記録的な大雨による河川の氾濫、洪水で熊本県をはじめ九州地方を中心に甚大な被害が出た。近年は、2017年に九州北部豪雨、18年には西日本豪雨と毎年のように7月初旬に大きな水害が起きている。さらに2019年は9月に台風15号、10月に台風19号が東日本を襲った。
自宅が浸水被害に遭えば、もちろん生活に大きな支障が出る。食事や水、懐中電灯等の準備をしている人は少なくないだろうが、トイレの備えはどうだろうか。用便だけは誰にも代わってもらえない。J-CASTトレンドはNPO法人日本トイレ研究所代表・加藤篤さんに、災害時におけるトイレについて話を聞いた。今回は、事前準備編だ。(聞き手はJ-CASTトレンド・荻 仁)
携帯トイレは何個準備すればよい?
――災害発生前からトイレについて意識している人はどのぐらいいますか。
加藤 2018年に、東京都および大阪府の2000人に「大地震におけるトイレの備えに関するアンケート調査」を行いました。その中で、「あなたが現在、防災グッズとして自宅に備えているものを全てお選びください」と質問をしたところ、「災害用トイレ」と回答した人はわずか16.9%でした。「飲料水」と回答した人は60.2%でしたので、災害時のトイレの備えがいかに少ないかが分かります。多くの方は災害時にトイレが使えなくなることに気づいていないのだと思います。

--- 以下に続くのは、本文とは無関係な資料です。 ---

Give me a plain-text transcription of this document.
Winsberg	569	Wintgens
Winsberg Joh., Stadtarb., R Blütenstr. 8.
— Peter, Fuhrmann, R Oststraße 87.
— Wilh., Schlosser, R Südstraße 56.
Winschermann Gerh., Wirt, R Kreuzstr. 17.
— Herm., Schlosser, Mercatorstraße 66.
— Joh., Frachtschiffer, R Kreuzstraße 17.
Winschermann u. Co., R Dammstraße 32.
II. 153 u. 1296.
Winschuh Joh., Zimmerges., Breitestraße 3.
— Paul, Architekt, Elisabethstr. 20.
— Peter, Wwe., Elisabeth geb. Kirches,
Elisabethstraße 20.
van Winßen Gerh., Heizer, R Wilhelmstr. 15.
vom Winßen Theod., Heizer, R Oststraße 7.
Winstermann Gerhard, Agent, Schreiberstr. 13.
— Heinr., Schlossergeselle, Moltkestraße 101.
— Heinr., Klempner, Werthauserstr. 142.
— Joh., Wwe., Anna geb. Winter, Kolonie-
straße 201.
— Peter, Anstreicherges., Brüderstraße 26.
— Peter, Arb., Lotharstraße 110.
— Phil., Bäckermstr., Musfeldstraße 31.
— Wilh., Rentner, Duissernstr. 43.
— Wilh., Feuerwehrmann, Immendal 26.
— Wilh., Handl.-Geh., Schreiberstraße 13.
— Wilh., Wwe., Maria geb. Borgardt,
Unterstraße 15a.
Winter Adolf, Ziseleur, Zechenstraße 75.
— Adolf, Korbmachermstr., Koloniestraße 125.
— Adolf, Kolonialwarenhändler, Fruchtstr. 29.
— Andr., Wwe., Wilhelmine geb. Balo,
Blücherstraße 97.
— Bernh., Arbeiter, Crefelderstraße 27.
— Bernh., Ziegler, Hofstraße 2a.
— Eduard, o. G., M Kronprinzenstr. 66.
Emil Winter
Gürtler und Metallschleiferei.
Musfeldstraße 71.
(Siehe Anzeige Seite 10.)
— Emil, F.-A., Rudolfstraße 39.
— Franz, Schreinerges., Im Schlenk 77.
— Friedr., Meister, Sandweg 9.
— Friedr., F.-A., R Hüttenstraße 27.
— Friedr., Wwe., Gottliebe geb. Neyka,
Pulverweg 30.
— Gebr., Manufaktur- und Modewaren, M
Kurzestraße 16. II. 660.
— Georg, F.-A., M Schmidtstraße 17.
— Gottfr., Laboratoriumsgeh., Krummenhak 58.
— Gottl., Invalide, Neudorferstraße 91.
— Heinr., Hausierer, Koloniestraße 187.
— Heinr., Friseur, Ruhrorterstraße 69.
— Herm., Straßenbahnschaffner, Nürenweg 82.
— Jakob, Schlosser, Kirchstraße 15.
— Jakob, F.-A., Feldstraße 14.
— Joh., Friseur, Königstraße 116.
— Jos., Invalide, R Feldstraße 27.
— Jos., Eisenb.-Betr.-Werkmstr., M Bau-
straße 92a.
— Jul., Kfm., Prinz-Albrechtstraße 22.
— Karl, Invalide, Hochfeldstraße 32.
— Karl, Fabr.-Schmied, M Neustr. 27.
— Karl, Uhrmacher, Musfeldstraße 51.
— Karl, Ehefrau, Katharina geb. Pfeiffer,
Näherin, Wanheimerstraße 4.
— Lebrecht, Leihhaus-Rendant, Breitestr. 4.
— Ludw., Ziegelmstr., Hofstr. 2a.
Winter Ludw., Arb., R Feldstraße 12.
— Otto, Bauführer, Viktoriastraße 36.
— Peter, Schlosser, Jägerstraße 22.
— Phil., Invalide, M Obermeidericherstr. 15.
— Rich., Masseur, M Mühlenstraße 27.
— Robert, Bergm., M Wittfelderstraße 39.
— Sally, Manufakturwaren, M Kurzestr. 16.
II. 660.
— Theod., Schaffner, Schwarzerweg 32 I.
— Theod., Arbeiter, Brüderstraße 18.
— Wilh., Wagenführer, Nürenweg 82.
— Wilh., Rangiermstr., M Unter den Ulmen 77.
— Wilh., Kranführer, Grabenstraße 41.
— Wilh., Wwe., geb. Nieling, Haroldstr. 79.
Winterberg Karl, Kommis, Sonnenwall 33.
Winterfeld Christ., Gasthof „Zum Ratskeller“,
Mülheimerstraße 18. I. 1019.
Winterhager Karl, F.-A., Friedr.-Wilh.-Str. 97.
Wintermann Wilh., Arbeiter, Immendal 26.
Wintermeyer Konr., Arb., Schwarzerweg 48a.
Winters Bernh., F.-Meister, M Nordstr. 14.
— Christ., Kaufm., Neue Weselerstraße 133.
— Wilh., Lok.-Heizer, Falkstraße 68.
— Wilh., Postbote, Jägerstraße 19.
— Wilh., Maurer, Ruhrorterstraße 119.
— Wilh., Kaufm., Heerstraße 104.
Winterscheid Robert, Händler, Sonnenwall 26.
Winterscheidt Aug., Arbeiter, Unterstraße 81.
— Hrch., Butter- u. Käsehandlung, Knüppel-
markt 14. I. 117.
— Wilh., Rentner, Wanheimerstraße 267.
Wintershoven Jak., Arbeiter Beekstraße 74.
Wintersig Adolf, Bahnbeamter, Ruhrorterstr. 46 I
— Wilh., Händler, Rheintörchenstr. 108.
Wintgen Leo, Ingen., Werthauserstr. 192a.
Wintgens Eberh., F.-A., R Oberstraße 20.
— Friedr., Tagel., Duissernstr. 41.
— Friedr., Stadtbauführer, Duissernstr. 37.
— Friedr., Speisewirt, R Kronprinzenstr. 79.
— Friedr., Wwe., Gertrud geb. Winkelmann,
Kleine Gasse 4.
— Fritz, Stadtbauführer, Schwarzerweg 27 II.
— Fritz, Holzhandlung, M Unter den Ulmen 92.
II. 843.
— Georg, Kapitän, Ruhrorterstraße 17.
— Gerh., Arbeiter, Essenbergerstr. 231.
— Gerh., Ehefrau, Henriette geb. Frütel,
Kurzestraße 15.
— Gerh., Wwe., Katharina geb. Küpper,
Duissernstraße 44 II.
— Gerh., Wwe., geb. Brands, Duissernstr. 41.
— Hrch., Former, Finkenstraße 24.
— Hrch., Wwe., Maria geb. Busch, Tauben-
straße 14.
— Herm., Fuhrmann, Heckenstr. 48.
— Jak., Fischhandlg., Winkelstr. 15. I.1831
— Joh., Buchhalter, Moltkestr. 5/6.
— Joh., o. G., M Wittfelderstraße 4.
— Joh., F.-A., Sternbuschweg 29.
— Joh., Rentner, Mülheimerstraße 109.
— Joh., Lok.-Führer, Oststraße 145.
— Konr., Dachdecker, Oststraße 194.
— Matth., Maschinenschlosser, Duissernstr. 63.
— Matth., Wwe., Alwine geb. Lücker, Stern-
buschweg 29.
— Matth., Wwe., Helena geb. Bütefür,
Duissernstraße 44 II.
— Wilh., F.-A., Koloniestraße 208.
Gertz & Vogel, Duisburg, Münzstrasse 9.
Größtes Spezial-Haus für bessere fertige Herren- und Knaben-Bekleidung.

――浸水被害が発生しそうになったら、トイレについて気を付けておくべきことは。
加藤 「浸水する」とは、下水道や浄化槽、地下に埋設されている排水管が満水になるということです。そのため、浸水時に水洗トイレに水を流したとしてもうまく流れていかない、もしくは逆流してしまう恐れがあります。また、上階で水洗トイレを使ってしまうと1階の便器から汚水があふれてしまうケースも考えられます。
浸水被害が発生しそうな場合、水洗トイレを使うのを一旦やめて、状況が把握できるまで携帯トイレを使用することが必要です。
――では携帯トイレは1日当たり何個、何日分準備しておけばよいでしょうか。
加藤 自分が1日に何回トイレに行くかを数えてみてください。それがあなたにとっての必要回数です。国のガイドラインには、目安として1日5回となっています。また、防災基本計画では、備蓄日数は最低3日間、推奨7日間となっていますので、3日間だと15回分、7日間だと35回分が必要となります。